There’s no big )ie macro) decision that Cowen has made since becoming Toaiseach that you could truly say was a bad one. No matter how much it is parsed, Lisbon was lost before he got his paws on the baton. All the decisions taken on the economy have been reactive like those of other governments… and have closely followed their pattern. Sadly, all have been sticking plaster solutions. But that’s not different from anybody else.
He’s made a couple of political gaffes, on Lisbon and on the economy. The handling of the withdrawal of medical cards for over 70s was woeful.
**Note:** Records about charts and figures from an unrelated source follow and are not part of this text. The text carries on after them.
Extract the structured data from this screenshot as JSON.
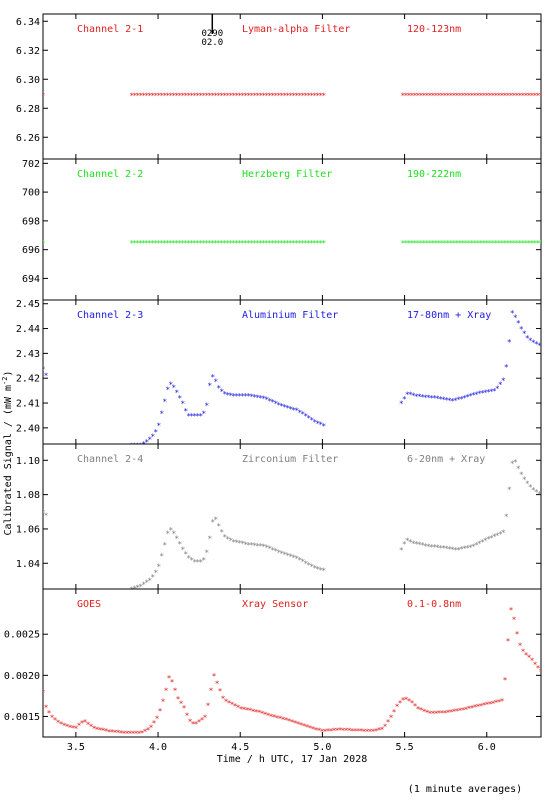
{
  "figure": {
    "ylabel": "Calibrated Signal / (mW m",
    "ylabel_sup": "-2",
    "ylabel_close": ")",
    "xlabel": "Time / h UTC, 17 Jan 2028",
    "footnote": "(1 minute averages)",
    "marker_label_1": "0290",
    "marker_label_2": "02.0",
    "marker_x": 4.33
  },
  "chart_data": [
    {
      "type": "scatter",
      "panel": "Channel 2-1",
      "labels": [
        "Channel 2-1",
        "Lyman-alpha Filter",
        "120-123nm"
      ],
      "color": "#e02020",
      "xlim": [
        3.3,
        6.33
      ],
      "ylim": [
        6.245,
        6.345
      ],
      "yticks": [
        6.26,
        6.28,
        6.3,
        6.32,
        6.34
      ],
      "ytick_labels": [
        "6.26",
        "6.28",
        "6.30",
        "6.32",
        "6.34"
      ],
      "segments": [
        {
          "x0": 3.3,
          "x1": 3.31,
          "points": [
            [
              3.3,
              6.289
            ],
            [
              3.31,
              6.289
            ]
          ]
        },
        {
          "x0": 3.84,
          "x1": 5.01,
          "points": [
            [
              3.84,
              6.289
            ],
            [
              5.01,
              6.289
            ]
          ]
        },
        {
          "x0": 5.49,
          "x1": 6.33,
          "points": [
            [
              5.49,
              6.289
            ],
            [
              6.33,
              6.289
            ]
          ]
        }
      ]
    },
    {
      "type": "scatter",
      "panel": "Channel 2-2",
      "labels": [
        "Channel 2-2",
        "Herzberg Filter",
        "190-222nm"
      ],
      "color": "#20e020",
      "xlim": [
        3.3,
        6.33
      ],
      "ylim": [
        692.5,
        702.3
      ],
      "yticks": [
        694,
        696,
        698,
        700,
        702
      ],
      "ytick_labels": [
        "694",
        "696",
        "698",
        "700",
        "702"
      ],
      "segments": [
        {
          "x0": 3.3,
          "x1": 3.31,
          "points": [
            [
              3.3,
              696.5
            ],
            [
              3.31,
              696.5
            ]
          ]
        },
        {
          "x0": 3.84,
          "x1": 5.01,
          "points": [
            [
              3.84,
              696.5
            ],
            [
              5.01,
              696.5
            ]
          ]
        },
        {
          "x0": 5.49,
          "x1": 6.33,
          "points": [
            [
              5.49,
              696.5
            ],
            [
              6.33,
              696.5
            ]
          ]
        }
      ]
    },
    {
      "type": "scatter",
      "panel": "Channel 2-3",
      "labels": [
        "Channel 2-3",
        "Aluminium Filter",
        "17-80nm + Xray"
      ],
      "color": "#2020e0",
      "xlim": [
        3.3,
        6.33
      ],
      "ylim": [
        2.3935,
        2.4515
      ],
      "yticks": [
        2.4,
        2.41,
        2.42,
        2.43,
        2.44,
        2.45
      ],
      "ytick_labels": [
        "2.40",
        "2.41",
        "2.42",
        "2.43",
        "2.44",
        "2.45"
      ],
      "segments": [
        {
          "x0": 3.3,
          "x1": 3.32,
          "points": [
            [
              3.3,
              2.424
            ],
            [
              3.32,
              2.421
            ]
          ]
        },
        {
          "x0": 3.84,
          "x1": 5.01,
          "points": [
            [
              3.84,
              2.393
            ],
            [
              3.9,
              2.393
            ],
            [
              3.96,
              2.396
            ],
            [
              4.0,
              2.4
            ],
            [
              4.03,
              2.408
            ],
            [
              4.06,
              2.416
            ],
            [
              4.08,
              2.418
            ],
            [
              4.1,
              2.416
            ],
            [
              4.15,
              2.41
            ],
            [
              4.18,
              2.405
            ],
            [
              4.22,
              2.405
            ],
            [
              4.26,
              2.405
            ],
            [
              4.28,
              2.406
            ],
            [
              4.3,
              2.41
            ],
            [
              4.32,
              2.42
            ],
            [
              4.34,
              2.421
            ],
            [
              4.36,
              2.417
            ],
            [
              4.4,
              2.414
            ],
            [
              4.45,
              2.413
            ],
            [
              4.55,
              2.413
            ],
            [
              4.65,
              2.412
            ],
            [
              4.75,
              2.409
            ],
            [
              4.85,
              2.407
            ],
            [
              4.92,
              2.404
            ],
            [
              4.97,
              2.402
            ],
            [
              5.01,
              2.401
            ]
          ]
        },
        {
          "x0": 5.48,
          "x1": 6.33,
          "points": [
            [
              5.48,
              2.41
            ],
            [
              5.52,
              2.414
            ],
            [
              5.56,
              2.413
            ],
            [
              5.7,
              2.412
            ],
            [
              5.8,
              2.411
            ],
            [
              5.85,
              2.412
            ],
            [
              5.95,
              2.414
            ],
            [
              6.05,
              2.415
            ],
            [
              6.1,
              2.419
            ],
            [
              6.13,
              2.428
            ],
            [
              6.15,
              2.447
            ],
            [
              6.18,
              2.444
            ],
            [
              6.21,
              2.44
            ],
            [
              6.25,
              2.436
            ],
            [
              6.3,
              2.434
            ],
            [
              6.33,
              2.433
            ]
          ]
        }
      ]
    },
    {
      "type": "scatter",
      "panel": "Channel 2-4",
      "labels": [
        "Channel 2-4",
        "Zirconium Filter",
        "6-20nm + Xray"
      ],
      "color": "#808080",
      "xlim": [
        3.3,
        6.33
      ],
      "ylim": [
        1.025,
        1.1095
      ],
      "yticks": [
        1.04,
        1.06,
        1.08,
        1.1
      ],
      "ytick_labels": [
        "1.04",
        "1.06",
        "1.08",
        "1.10"
      ],
      "segments": [
        {
          "x0": 3.3,
          "x1": 3.32,
          "points": [
            [
              3.3,
              1.07
            ],
            [
              3.32,
              1.068
            ]
          ]
        },
        {
          "x0": 3.84,
          "x1": 5.01,
          "points": [
            [
              3.84,
              1.025
            ],
            [
              3.9,
              1.027
            ],
            [
              3.96,
              1.031
            ],
            [
              4.0,
              1.037
            ],
            [
              4.03,
              1.047
            ],
            [
              4.06,
              1.058
            ],
            [
              4.08,
              1.06
            ],
            [
              4.1,
              1.057
            ],
            [
              4.14,
              1.05
            ],
            [
              4.18,
              1.044
            ],
            [
              4.22,
              1.041
            ],
            [
              4.27,
              1.041
            ],
            [
              4.29,
              1.044
            ],
            [
              4.31,
              1.052
            ],
            [
              4.33,
              1.064
            ],
            [
              4.35,
              1.066
            ],
            [
              4.37,
              1.062
            ],
            [
              4.4,
              1.056
            ],
            [
              4.45,
              1.053
            ],
            [
              4.55,
              1.051
            ],
            [
              4.65,
              1.05
            ],
            [
              4.75,
              1.046
            ],
            [
              4.85,
              1.043
            ],
            [
              4.92,
              1.039
            ],
            [
              4.97,
              1.037
            ],
            [
              5.01,
              1.036
            ]
          ]
        },
        {
          "x0": 5.48,
          "x1": 6.33,
          "points": [
            [
              5.48,
              1.048
            ],
            [
              5.51,
              1.054
            ],
            [
              5.55,
              1.052
            ],
            [
              5.65,
              1.05
            ],
            [
              5.75,
              1.049
            ],
            [
              5.82,
              1.048
            ],
            [
              5.92,
              1.05
            ],
            [
              6.0,
              1.054
            ],
            [
              6.05,
              1.056
            ],
            [
              6.1,
              1.058
            ],
            [
              6.12,
              1.068
            ],
            [
              6.14,
              1.086
            ],
            [
              6.16,
              1.102
            ],
            [
              6.19,
              1.096
            ],
            [
              6.22,
              1.09
            ],
            [
              6.27,
              1.084
            ],
            [
              6.33,
              1.08
            ]
          ]
        }
      ]
    },
    {
      "type": "scatter",
      "panel": "GOES",
      "labels": [
        "GOES",
        "Xray Sensor",
        "0.1-0.8nm"
      ],
      "color": "#e02020",
      "xlim": [
        3.3,
        6.33
      ],
      "ylim": [
        0.00125,
        0.00305
      ],
      "yticks": [
        0.0015,
        0.002,
        0.0025
      ],
      "ytick_labels": [
        "0.0015",
        "0.0020",
        "0.0025"
      ],
      "segments": [
        {
          "x0": 3.3,
          "x1": 6.33,
          "points": [
            [
              3.3,
              0.0018
            ],
            [
              3.32,
              0.0016
            ],
            [
              3.35,
              0.0015
            ],
            [
              3.4,
              0.00142
            ],
            [
              3.45,
              0.00138
            ],
            [
              3.5,
              0.00136
            ],
            [
              3.55,
              0.00145
            ],
            [
              3.58,
              0.0014
            ],
            [
              3.62,
              0.00135
            ],
            [
              3.7,
              0.00132
            ],
            [
              3.8,
              0.0013
            ],
            [
              3.9,
              0.0013
            ],
            [
              3.95,
              0.00135
            ],
            [
              4.0,
              0.0015
            ],
            [
              4.04,
              0.00175
            ],
            [
              4.07,
              0.002
            ],
            [
              4.09,
              0.0019
            ],
            [
              4.12,
              0.00172
            ],
            [
              4.16,
              0.0016
            ],
            [
              4.19,
              0.00145
            ],
            [
              4.22,
              0.0014
            ],
            [
              4.26,
              0.00145
            ],
            [
              4.29,
              0.0015
            ],
            [
              4.32,
              0.0018
            ],
            [
              4.34,
              0.002
            ],
            [
              4.36,
              0.0019
            ],
            [
              4.4,
              0.0017
            ],
            [
              4.5,
              0.0016
            ],
            [
              4.6,
              0.00156
            ],
            [
              4.7,
              0.0015
            ],
            [
              4.8,
              0.00145
            ],
            [
              4.9,
              0.00138
            ],
            [
              5.0,
              0.00132
            ],
            [
              5.1,
              0.00134
            ],
            [
              5.2,
              0.00133
            ],
            [
              5.3,
              0.00132
            ],
            [
              5.37,
              0.00135
            ],
            [
              5.42,
              0.0015
            ],
            [
              5.46,
              0.00165
            ],
            [
              5.5,
              0.00172
            ],
            [
              5.54,
              0.00168
            ],
            [
              5.58,
              0.0016
            ],
            [
              5.65,
              0.00154
            ],
            [
              5.75,
              0.00155
            ],
            [
              5.85,
              0.00158
            ],
            [
              5.95,
              0.00163
            ],
            [
              6.05,
              0.00167
            ],
            [
              6.1,
              0.0017
            ],
            [
              6.12,
              0.00215
            ],
            [
              6.14,
              0.00275
            ],
            [
              6.15,
              0.00282
            ],
            [
              6.17,
              0.00265
            ],
            [
              6.19,
              0.00245
            ],
            [
              6.21,
              0.00232
            ],
            [
              6.24,
              0.00225
            ],
            [
              6.27,
              0.0022
            ],
            [
              6.3,
              0.00212
            ],
            [
              6.33,
              0.00205
            ]
          ]
        }
      ]
    }
  ],
  "xaxis": {
    "ticks": [
      3.5,
      4.0,
      4.5,
      5.0,
      5.5,
      6.0
    ],
    "tick_labels": [
      "3.5",
      "4.0",
      "4.5",
      "5.0",
      "5.5",
      "6.0"
    ]
  }
}
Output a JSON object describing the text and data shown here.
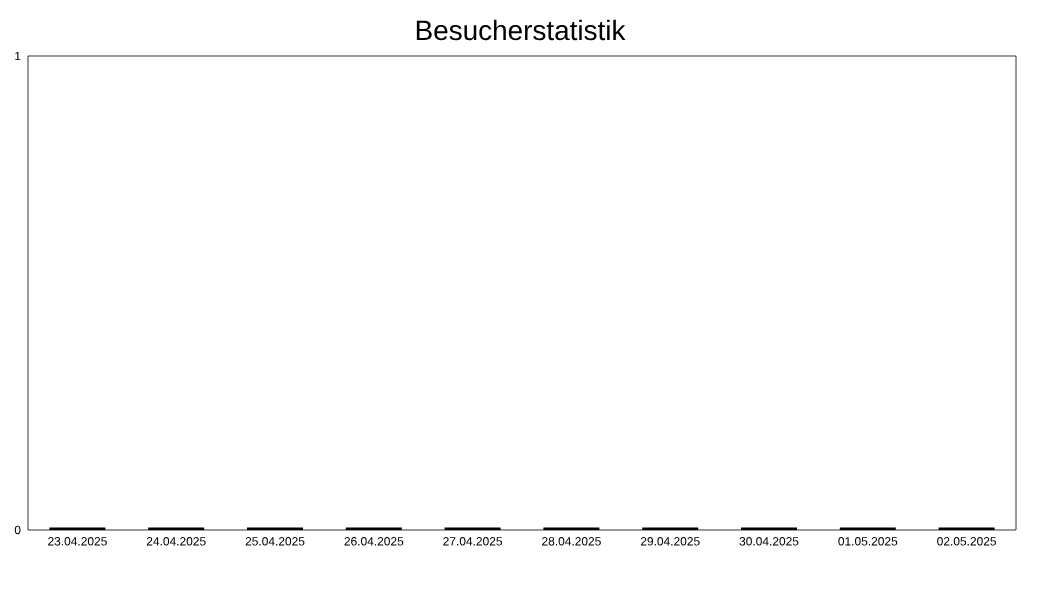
{
  "chart_data": {
    "type": "bar",
    "title": "Besucherstatistik",
    "categories": [
      "23.04.2025",
      "24.04.2025",
      "25.04.2025",
      "26.04.2025",
      "27.04.2025",
      "28.04.2025",
      "29.04.2025",
      "30.04.2025",
      "01.05.2025",
      "02.05.2025"
    ],
    "values": [
      0,
      0,
      0,
      0,
      0,
      0,
      0,
      0,
      0,
      0
    ],
    "color": "#000000",
    "ylim": [
      0,
      1
    ],
    "yticks": [
      0,
      1
    ]
  }
}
The bringing forward of the Budget was always a stunt designed for optics but has been ruthlessly exposed as such since then.
But all of these are the slings and arrows you expect, the minutiae and reverses and backslides that are part and parcel of political life.
Cowen’s failure has been on wider scale. And John Maloney, his very close colleague, put his finger on the pulse last week (whatever his intention about his comments finding a wider audience).
The Taoiseach has been listless and defensive and cautious and deeply unimpressive since day one. Fianna Fail’s bruiser suddenly seems cowed, overwhelmed by it all.
On a technical note, the communications strategy hasn’t been up to the mark. In Britain, dozens are employed as communications strategists and advisers. There are only a handful involved here. And it’s not just spin. It’s making sure that the message is conveyed as simply and effectively as possible. Who lets Cowen go cross country with long meandering jargon-filled answers? Who tells him to be so cautious that often what he says is not worth listening to? Who edits him and distills his message down to his essence? Who ensures that he inject the necessary discipline and focus when playing the politcal game… his equivalent of the scary determination that you can read in Padraig Harrington’s eyes? Who allows him to read so many mind-numbingly boring scripts written by civil servants without editing them?
The big question to me is the following:
Who doused the fire in his belly?
He won’t be gowned or downed by his second 100 days. But the signs are ominous.
Brian Cowen needs to find his measure. And quickly. If not, he will flounder during his third 100 days (with local elections and Lisbon II on the cards) and be ditched by the time the fourth 100 days has come to an end.